Taiwan faces relentless cyber pressure, with China-linked actors launching 2.63 million intrusion attempts against Taiwan’s critical infrastructure every day. Yet last month, an unexpected breach halted four high-speed rail trains for 48 minutes when a Taiwanese college student used off-the-shelf radio equipment to spoof an emergency signal.
The student and amateur radio operator, a 23-year-old surnamed Lin (林), obtained configuration information for the high-speed rail’s radio communications system, called TETRA, and programmed his own radio equipment to imitate official signals. He bypassed seven security checks in the TETRA radio system, which reportedly had not had its encryption keys updated in the last 19 years. Police arrested Lin on April 28. This week, the Ministry of Transportation and Communications announced a one-month audit of rail communications.
Experts say the incident reflects deeper issues in Taiwan’s operational technology infrastructure, which runs physical systems like critical infrastructure. The information security community has been issuing warnings about the need to update TETRA “for a long time,” said Yi-Suo Tzeng (曾怡碩), a research fellow at the Institute for National Defense and Security Research. The incident should be “a wakeup call” for Taiwan, Tzeng said.
Hardening the resiliency of operational technology is a global challenge. It involves legacy equipment and facilities, which often lack well-developed playbooks for situations that were not anticipated when the systems were first designed. These systems also tend to operate in a closed, internal loop that receives less scrutiny — people assume everything is fine as long as nothing major goes wrong.
Typically, organizations running critical infrastructure don’t upgrade their operational technology systems until necessary due to failure, said Felix Wu (吳 士駿), dean of the College of Electrical Engineering and Computer Science at National Cheng Kung University. He noted that it can be difficult to assess the cyber readiness of Taiwan’s critical infrastructure because relevant information is closely guarded, so it remains unclear what measures have been implemented to bolster resilience and what has been effective. Often, weaknesses only become visible when an incident like the high-speed rail breach occurs.
According to Crystal Tu (杜貞儀), another research fellow at the institute, the high-speed rail breach appears to stem less from a sophisticated cyberattack and more from weaknesses in physical device management and operational discipline. Lin may have been able to spoof parts of the system, likely through obtaining TETRA configuration parameters rather than breaking cryptographic protections directly. Police later arrested a 20-year old accomplice with the surname Chen, who is suspected of providing the parameters to Lin. Chen claims he received the parameters from an online user.
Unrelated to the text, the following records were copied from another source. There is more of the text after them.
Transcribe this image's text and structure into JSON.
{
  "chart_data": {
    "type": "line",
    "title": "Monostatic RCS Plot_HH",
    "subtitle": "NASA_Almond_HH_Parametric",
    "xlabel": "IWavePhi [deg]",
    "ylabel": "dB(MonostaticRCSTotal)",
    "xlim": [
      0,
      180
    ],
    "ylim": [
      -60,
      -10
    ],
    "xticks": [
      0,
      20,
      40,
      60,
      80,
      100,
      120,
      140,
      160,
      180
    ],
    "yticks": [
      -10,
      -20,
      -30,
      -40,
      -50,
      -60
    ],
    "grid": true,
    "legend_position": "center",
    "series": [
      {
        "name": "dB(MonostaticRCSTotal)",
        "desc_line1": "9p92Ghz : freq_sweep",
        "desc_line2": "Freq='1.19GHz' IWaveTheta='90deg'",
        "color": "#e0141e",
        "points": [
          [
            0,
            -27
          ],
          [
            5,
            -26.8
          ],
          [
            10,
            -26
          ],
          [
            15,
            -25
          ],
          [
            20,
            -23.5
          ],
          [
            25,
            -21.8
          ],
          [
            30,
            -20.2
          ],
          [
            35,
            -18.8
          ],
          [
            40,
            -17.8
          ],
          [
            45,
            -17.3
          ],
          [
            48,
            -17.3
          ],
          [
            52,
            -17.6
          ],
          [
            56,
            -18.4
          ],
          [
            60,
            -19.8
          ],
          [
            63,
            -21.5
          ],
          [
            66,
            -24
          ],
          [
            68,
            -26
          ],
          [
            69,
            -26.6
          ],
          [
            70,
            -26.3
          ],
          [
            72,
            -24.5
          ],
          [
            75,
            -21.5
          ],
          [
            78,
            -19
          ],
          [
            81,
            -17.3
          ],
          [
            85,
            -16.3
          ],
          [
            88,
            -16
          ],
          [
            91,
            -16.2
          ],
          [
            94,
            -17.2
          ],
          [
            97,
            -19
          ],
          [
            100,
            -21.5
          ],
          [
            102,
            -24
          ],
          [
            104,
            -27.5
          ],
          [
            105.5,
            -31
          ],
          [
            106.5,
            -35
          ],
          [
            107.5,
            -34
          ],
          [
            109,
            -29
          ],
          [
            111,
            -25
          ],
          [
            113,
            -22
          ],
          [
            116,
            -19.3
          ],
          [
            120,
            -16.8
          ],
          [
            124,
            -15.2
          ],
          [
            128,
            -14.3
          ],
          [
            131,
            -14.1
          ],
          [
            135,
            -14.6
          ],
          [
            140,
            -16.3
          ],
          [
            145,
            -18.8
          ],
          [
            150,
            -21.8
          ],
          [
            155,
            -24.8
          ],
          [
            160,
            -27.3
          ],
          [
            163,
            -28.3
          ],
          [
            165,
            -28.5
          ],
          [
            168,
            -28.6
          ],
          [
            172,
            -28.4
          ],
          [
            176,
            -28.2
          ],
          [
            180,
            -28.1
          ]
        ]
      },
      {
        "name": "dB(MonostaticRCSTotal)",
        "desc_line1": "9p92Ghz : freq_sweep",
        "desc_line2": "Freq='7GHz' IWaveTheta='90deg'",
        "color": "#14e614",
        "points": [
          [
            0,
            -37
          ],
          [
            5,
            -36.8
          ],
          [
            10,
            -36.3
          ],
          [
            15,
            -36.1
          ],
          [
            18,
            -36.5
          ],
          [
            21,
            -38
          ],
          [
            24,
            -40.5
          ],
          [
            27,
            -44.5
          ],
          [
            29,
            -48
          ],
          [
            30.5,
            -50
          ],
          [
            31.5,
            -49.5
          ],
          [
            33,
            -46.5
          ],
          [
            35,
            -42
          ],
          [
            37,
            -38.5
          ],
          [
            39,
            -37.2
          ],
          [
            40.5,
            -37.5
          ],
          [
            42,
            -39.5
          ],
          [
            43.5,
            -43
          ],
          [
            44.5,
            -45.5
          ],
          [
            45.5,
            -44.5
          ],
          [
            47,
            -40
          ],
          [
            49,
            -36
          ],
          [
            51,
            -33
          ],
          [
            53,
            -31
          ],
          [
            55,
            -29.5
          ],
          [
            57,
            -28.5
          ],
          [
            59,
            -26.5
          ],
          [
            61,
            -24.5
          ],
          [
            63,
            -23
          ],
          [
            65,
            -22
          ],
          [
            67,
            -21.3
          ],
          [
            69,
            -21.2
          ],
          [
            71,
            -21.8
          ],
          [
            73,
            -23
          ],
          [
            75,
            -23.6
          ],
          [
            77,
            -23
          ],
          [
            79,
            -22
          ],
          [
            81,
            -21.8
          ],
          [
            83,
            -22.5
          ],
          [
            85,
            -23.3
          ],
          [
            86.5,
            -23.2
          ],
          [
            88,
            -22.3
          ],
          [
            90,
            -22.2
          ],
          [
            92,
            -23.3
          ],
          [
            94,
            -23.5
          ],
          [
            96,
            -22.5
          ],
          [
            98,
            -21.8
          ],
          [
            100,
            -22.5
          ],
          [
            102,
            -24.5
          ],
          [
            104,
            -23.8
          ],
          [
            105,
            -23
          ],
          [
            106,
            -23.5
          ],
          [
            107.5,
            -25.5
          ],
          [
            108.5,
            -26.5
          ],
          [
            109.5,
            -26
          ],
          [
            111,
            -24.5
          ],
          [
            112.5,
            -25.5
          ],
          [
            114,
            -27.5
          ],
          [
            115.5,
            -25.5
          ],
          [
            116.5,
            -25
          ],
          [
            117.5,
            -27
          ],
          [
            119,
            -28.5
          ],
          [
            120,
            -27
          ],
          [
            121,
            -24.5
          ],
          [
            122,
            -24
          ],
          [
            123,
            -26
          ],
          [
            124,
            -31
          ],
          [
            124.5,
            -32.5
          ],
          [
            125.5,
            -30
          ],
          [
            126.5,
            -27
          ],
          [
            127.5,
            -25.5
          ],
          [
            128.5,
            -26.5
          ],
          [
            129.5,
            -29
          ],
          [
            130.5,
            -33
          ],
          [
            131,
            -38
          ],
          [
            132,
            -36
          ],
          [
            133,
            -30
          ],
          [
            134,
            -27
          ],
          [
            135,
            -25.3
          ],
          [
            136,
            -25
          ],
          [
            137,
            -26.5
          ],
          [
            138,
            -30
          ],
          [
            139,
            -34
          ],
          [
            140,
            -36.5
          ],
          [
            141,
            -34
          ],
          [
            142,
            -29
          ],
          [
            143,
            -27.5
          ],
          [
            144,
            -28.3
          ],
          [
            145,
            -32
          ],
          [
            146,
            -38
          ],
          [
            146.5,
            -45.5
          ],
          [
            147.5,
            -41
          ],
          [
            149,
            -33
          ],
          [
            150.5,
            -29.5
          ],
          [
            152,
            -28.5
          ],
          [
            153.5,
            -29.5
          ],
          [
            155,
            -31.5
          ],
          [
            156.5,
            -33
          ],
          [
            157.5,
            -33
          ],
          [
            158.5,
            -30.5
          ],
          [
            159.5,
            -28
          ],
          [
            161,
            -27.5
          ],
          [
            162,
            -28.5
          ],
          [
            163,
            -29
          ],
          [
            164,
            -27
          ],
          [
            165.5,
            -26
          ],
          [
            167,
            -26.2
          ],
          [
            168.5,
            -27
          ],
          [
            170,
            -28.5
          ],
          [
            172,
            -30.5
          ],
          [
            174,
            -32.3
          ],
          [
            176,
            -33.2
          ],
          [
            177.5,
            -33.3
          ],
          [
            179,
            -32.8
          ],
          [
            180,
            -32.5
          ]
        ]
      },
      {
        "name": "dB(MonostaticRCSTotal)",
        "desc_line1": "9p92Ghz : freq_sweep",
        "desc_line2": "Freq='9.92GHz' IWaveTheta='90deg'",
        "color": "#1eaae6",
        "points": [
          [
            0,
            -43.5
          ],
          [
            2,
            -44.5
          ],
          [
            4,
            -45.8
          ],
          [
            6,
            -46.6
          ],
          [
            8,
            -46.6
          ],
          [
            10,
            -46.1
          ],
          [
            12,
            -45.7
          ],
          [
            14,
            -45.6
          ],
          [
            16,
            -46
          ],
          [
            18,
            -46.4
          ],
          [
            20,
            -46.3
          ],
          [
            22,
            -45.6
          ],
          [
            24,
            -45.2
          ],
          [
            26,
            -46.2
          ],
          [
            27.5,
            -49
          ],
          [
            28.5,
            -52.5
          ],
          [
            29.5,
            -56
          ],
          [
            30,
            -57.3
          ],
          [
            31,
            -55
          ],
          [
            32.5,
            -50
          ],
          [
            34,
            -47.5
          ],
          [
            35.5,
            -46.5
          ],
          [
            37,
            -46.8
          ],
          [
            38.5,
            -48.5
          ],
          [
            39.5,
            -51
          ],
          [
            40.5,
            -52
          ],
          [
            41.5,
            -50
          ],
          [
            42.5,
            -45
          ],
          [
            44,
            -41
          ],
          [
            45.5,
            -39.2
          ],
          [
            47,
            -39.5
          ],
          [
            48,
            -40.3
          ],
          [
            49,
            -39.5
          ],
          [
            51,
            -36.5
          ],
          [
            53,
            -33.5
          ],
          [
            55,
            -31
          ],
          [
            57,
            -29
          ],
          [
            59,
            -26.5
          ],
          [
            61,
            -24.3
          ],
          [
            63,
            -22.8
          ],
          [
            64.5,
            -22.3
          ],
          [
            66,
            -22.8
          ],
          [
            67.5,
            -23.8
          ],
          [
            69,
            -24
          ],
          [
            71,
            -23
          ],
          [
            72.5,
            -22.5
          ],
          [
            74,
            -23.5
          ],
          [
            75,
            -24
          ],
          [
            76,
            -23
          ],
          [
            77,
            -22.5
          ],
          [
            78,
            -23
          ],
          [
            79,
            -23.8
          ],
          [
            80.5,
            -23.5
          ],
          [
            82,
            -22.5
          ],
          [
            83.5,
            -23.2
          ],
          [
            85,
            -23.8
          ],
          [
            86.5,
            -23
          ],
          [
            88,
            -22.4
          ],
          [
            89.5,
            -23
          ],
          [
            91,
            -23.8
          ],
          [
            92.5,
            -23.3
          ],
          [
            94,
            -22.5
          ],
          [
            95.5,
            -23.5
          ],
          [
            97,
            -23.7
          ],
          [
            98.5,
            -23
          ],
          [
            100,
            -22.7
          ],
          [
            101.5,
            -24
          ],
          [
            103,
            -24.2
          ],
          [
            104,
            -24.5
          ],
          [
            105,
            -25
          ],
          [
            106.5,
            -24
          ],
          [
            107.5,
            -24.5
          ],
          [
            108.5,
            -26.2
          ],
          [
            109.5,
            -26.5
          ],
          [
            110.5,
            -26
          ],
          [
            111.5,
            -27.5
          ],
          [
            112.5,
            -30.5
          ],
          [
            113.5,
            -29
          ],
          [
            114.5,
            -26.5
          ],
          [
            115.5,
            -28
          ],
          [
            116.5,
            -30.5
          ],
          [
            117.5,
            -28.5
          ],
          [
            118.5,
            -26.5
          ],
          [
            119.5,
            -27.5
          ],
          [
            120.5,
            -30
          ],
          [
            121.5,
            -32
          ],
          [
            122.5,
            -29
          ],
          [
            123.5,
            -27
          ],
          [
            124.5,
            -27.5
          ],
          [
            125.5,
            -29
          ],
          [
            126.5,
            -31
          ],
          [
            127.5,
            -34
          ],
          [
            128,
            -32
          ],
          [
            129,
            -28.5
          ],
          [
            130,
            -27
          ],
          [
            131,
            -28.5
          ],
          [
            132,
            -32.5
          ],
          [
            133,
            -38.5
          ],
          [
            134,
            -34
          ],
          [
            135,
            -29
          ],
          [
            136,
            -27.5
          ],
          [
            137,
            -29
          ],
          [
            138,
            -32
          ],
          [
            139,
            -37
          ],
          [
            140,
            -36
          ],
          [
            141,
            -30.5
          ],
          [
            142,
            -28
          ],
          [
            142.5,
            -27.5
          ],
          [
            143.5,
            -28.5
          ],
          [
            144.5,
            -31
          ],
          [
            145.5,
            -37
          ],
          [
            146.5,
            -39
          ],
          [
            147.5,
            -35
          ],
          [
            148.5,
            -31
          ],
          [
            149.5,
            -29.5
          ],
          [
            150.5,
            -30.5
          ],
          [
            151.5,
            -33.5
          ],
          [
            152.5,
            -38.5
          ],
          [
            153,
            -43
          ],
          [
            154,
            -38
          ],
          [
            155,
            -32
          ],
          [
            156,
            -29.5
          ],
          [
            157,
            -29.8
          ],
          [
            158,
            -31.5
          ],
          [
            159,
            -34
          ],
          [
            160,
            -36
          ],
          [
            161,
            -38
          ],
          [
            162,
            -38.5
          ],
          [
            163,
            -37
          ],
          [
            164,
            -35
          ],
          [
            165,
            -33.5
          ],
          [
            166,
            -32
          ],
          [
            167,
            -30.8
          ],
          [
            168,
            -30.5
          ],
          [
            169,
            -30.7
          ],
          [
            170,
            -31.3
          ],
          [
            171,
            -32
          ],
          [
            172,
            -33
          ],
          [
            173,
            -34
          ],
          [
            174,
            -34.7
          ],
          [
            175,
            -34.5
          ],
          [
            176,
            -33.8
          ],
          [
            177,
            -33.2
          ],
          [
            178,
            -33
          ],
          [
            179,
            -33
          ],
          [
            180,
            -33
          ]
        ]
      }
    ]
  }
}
That two amateur radio enthusiasts using commercially available tools could bring the high-speed rail to a standstill is especially striking given the far more complex and persistent cyber threat that Taiwan faces from China. In a session at the CYBERSEC conference in Taipei this week, Chuck Weissenborn, the chief technology officer at Dragos Public Sector, identified a new, China-linked cyberespionage group called Azurite that targets Taiwan and several other countries. Notably, Azurite seems to be focused on stealing the settings and behavior rules that underpin critical infrastructure. This is not espionage, but rather “preparation for an attack,” Weissenborn said. “The only reason you need to collect some of the information they are collecting is if you intend to cause an attack.”
Attacks on critical infrastructure create cascading failures across other sectors, said Ying-Dar Lin (林盈達), president of the National Institute of Cyber Security, in a speech at CYBERSEC. “That is why some people say that if China is going to attack Taiwan, they will hit Taiwan’s critical infrastructure. Because doing so would plunge the society and government into chaos, leaving them with no time to take care of the situation in the Taiwan Strait.”
While the impact of the emergency signal sent by Lin last month was mild, it underscores the risk that a spoof could give “a fatal directive” that leads to the loss of human life and the destruction of transportation infrastructure, said Tzeng, the research fellow at the Institute for National Defense and Security Research. An incident like this would stoke fear and anxiety among the public, Tzeng said, making it more difficult to “brace for the impact” of a Chinese invasion.